= Enhanced Variable Rate Codec B =

Speech codec used by CDMA networks

Enhanced Variable Rate Codec B (EVRC-B) is a speech codec used by CDMA networks. EVRC-B is an enhancement to EVRC and compresses each 20 milliseconds of 8000 Hz, 16-bit sampled speech
input into output frames of one of the four different sizes:
Rate 1 - 171 bits,
Rate 1/2 - 80 bits,
Rate 1/4 - 40 bits,
Rate 1/8 - 16 bits.

In addition, there are two zero bit codec frame types: null frames and erasure frames, similar to EVRC. One significant enhancement in EVRC-B is the use of 1/4 rate frames that were not used in EVRC. This provides lower average data rates (ADRs) compared to EVRC, for a given voice quality.

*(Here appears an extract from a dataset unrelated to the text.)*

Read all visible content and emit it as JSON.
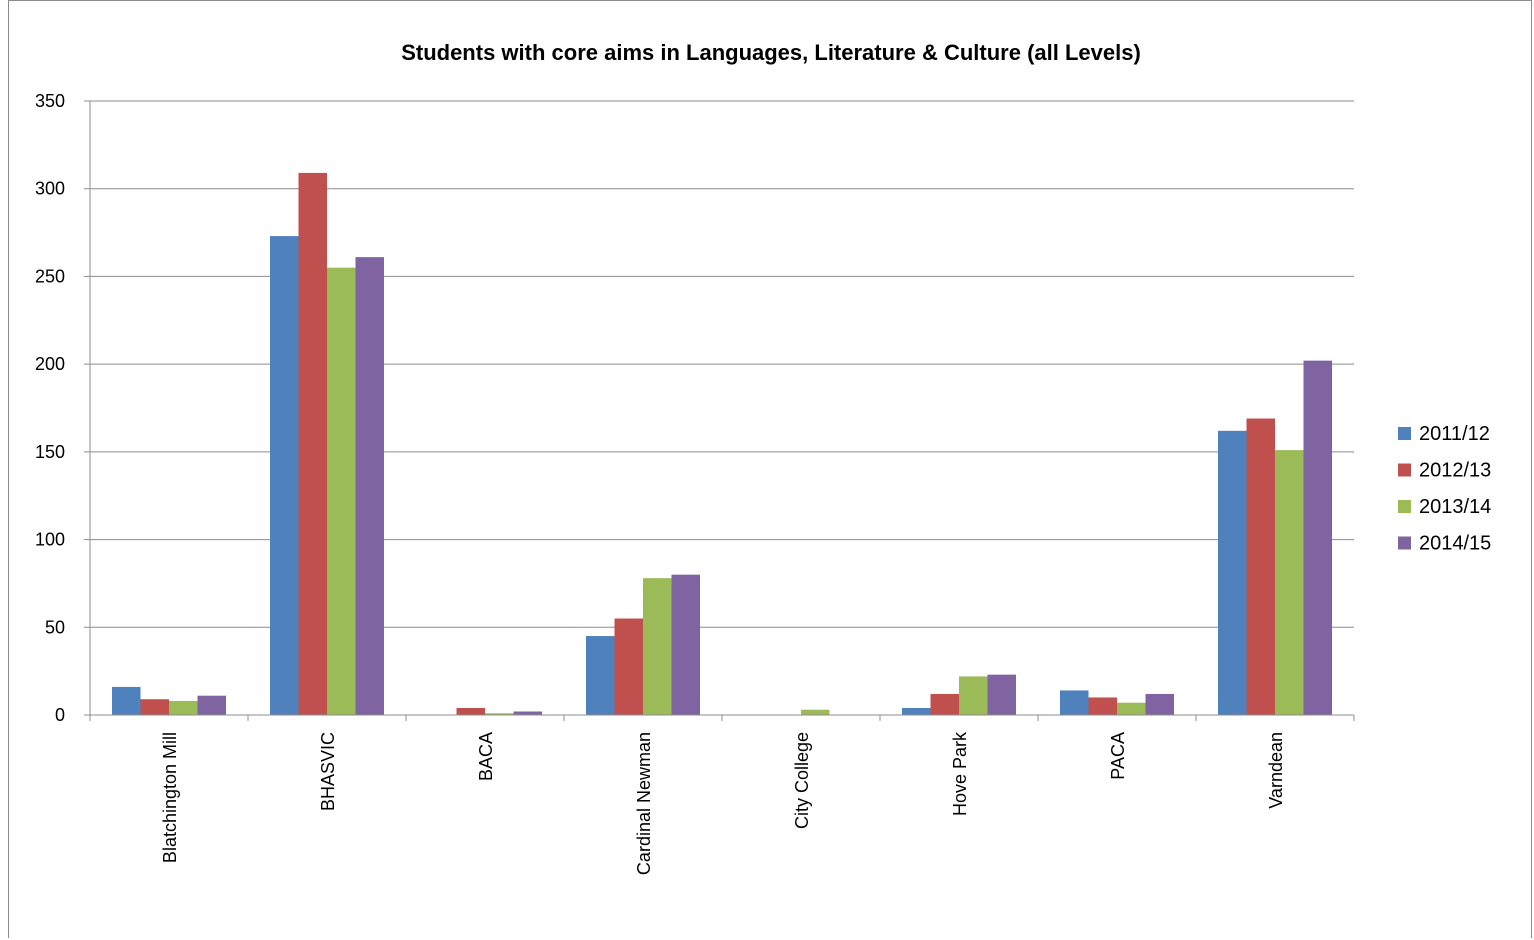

The new 4GV Codecs used in CDMA2000 are based on EVRC-B. 4GV is designed to allow service providers to dynamically prioritize voice capacity on their network as required.

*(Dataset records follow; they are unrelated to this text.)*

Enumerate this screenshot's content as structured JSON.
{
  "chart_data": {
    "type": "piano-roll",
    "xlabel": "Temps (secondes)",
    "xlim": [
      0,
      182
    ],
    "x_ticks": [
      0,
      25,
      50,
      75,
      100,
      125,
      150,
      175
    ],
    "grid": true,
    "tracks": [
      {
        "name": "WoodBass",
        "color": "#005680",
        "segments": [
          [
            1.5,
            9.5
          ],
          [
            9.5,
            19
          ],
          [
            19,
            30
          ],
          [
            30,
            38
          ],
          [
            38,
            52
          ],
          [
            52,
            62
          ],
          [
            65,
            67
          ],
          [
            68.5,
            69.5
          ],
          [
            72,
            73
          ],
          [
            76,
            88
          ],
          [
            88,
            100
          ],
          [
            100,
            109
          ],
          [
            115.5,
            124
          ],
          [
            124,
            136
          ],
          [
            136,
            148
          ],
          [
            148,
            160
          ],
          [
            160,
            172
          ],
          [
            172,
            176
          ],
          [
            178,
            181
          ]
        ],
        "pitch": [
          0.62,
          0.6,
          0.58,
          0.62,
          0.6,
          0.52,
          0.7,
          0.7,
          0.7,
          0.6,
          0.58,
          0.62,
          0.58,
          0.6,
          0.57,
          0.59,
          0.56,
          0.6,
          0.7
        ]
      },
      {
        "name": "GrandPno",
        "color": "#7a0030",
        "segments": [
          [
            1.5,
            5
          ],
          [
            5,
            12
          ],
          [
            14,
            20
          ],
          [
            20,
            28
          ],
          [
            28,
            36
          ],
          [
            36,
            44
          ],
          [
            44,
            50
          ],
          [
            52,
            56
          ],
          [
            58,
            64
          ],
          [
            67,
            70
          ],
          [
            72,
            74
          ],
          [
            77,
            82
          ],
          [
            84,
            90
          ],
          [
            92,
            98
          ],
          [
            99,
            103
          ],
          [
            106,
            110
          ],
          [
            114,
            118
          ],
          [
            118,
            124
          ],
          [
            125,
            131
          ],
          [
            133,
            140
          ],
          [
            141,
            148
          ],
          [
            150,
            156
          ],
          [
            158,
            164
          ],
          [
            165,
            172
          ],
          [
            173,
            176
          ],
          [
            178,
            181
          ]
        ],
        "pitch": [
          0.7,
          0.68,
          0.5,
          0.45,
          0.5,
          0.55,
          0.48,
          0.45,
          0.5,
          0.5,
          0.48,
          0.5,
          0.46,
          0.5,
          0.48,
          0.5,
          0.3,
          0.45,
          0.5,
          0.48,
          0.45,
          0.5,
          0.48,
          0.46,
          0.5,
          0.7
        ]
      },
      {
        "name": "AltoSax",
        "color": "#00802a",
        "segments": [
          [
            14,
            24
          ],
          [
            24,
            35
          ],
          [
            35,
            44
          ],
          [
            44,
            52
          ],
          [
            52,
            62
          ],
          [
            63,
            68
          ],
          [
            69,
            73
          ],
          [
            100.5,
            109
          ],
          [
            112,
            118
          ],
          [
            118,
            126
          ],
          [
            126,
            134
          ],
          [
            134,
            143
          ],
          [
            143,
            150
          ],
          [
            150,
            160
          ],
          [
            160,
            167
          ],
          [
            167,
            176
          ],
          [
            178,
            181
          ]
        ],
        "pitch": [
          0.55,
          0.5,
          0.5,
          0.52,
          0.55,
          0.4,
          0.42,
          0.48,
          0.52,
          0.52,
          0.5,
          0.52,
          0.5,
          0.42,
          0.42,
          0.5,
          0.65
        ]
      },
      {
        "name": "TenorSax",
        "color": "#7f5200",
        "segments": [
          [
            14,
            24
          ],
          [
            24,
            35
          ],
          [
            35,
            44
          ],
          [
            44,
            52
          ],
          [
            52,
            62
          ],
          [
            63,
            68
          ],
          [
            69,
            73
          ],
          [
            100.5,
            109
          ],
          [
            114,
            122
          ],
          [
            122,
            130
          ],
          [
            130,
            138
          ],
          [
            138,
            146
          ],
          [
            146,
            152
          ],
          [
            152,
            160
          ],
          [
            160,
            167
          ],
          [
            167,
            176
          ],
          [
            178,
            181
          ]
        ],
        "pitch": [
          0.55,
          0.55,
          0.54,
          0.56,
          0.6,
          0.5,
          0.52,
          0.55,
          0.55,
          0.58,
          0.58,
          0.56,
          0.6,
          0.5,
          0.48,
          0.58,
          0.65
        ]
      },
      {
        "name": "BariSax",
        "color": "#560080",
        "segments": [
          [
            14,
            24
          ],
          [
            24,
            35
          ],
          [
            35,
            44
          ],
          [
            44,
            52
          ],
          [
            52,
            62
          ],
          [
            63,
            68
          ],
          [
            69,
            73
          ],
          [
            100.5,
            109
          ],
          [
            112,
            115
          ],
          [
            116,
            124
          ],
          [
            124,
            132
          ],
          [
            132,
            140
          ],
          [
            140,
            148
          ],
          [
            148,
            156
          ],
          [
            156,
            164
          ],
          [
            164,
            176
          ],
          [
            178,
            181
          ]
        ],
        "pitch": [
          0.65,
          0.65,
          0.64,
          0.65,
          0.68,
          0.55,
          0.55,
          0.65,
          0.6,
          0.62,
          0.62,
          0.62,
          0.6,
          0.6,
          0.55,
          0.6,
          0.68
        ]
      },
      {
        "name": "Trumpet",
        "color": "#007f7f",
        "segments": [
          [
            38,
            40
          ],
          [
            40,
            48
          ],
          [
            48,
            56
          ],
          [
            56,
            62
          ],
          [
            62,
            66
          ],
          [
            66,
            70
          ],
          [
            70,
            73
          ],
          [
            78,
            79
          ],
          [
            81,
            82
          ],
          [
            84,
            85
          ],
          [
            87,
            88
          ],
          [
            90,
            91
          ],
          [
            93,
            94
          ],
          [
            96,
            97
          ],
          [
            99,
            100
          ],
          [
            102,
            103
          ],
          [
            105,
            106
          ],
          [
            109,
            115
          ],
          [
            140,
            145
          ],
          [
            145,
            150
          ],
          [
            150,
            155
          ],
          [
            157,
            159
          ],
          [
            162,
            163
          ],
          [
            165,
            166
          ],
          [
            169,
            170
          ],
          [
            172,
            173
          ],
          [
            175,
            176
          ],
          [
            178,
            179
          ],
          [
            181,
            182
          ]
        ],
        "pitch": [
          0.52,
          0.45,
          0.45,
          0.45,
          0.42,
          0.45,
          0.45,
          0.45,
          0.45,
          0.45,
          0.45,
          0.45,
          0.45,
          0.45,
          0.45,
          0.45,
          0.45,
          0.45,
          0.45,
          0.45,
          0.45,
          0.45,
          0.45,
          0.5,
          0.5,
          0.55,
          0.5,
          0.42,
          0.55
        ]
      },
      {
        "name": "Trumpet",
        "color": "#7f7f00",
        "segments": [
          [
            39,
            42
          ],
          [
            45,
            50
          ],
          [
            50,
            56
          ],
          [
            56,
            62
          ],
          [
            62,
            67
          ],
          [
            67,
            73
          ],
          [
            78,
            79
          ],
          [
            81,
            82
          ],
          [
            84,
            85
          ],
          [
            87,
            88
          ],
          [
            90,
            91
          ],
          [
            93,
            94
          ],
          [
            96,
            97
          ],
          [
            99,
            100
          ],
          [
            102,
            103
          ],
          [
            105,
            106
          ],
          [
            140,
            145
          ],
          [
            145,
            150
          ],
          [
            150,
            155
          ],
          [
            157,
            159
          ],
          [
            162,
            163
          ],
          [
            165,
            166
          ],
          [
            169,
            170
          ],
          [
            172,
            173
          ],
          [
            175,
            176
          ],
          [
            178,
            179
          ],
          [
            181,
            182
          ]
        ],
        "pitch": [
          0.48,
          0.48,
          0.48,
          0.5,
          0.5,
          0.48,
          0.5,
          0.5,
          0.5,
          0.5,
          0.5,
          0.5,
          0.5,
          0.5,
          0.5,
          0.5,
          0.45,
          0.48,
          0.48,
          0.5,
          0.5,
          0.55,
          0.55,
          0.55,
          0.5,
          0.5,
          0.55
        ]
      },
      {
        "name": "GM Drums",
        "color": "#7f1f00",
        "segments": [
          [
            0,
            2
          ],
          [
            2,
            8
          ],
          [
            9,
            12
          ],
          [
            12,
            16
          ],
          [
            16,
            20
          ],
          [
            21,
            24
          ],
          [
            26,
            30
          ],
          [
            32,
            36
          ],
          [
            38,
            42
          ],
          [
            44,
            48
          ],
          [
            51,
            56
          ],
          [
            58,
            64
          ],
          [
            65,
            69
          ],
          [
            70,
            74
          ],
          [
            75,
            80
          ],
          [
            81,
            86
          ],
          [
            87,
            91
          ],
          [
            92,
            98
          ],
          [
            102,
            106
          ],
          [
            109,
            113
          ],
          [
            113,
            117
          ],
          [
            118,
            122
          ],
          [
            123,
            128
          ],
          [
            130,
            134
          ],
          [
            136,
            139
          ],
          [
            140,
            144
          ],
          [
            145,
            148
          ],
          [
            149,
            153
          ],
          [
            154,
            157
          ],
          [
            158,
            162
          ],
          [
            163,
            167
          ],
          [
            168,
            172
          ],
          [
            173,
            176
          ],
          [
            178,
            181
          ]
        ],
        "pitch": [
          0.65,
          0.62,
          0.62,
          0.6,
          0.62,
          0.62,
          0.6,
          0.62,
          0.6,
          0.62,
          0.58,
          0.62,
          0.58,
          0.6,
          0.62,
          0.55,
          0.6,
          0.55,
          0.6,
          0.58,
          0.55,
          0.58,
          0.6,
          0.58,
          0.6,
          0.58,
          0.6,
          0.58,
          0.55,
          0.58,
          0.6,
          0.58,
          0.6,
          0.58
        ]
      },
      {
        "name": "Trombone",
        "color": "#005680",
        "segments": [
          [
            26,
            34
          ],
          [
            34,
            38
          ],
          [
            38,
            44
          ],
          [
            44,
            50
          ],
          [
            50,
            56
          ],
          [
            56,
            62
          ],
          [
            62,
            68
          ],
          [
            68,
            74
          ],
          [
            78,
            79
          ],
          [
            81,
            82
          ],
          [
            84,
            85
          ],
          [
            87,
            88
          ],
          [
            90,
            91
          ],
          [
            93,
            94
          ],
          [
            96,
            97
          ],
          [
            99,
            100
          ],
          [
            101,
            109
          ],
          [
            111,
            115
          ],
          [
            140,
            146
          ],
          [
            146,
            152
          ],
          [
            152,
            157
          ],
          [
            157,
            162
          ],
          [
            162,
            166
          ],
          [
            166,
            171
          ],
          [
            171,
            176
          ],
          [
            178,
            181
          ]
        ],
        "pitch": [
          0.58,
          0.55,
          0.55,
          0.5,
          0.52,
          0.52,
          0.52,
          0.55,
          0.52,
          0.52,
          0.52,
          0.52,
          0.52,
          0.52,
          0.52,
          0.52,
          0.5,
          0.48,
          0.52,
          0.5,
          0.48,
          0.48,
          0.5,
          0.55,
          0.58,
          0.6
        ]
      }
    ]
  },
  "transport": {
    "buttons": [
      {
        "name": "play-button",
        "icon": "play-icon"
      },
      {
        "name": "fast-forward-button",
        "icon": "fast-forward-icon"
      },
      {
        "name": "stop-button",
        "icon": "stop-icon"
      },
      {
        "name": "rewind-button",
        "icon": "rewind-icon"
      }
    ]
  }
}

The Enhanced Variable Rate Coder (EVRC) is a speech codec used for cellular telephony in cdma2000 systems. EVRC provides excellent speech quality using variable rate coding with 3 possible rates, 8.55, 4.0 and 0.8 kbit/s. However, the Quality of Service (QoS) in cdma2000 systems can significantly benefit from a codec which allows tradeoffs between voice quality and network capacity, which cannot be achieved efficiently with the EVRC.

An upgrade of the EVRC vocoder, known as EVRC-B, was recently introduced by 3GPP2. The EVRC-B speech codec is based on the 4GV concept and is the newest and most advanced speech codec for cellular applications. In addition to the Relaxed Code Excitation Linear Prediction (RCELP) used by EVRC, EVRC-B uses Prototype Pitch Period (PPP) approach for coding of stationary voice frames and Noise Excitation Linear Prediction (NELP) for efficient coding of unvoiced or noise frames. Using NELP and PPP coding at 2.0 kbit/s provides EVRC-B with superior flexibility in rate assignment, allowing it to operate at several operating points, each with a different trade-off between speech quality and system capacity. EVRC-B replaced EVRC as the main speech codec for cdma2000 and its first network commercial deployment started in 2007. A wideband extension, EVRC-WB, provides speech quality that exceeds regular wireline telephony and its standardization process was completed at the summer of 2007. EVRC-WB uses a modified discrete cosine transform (MDCT) audio coding algorithm.

EVRC-B can be also used in 3GPP2 container file format - 3G2.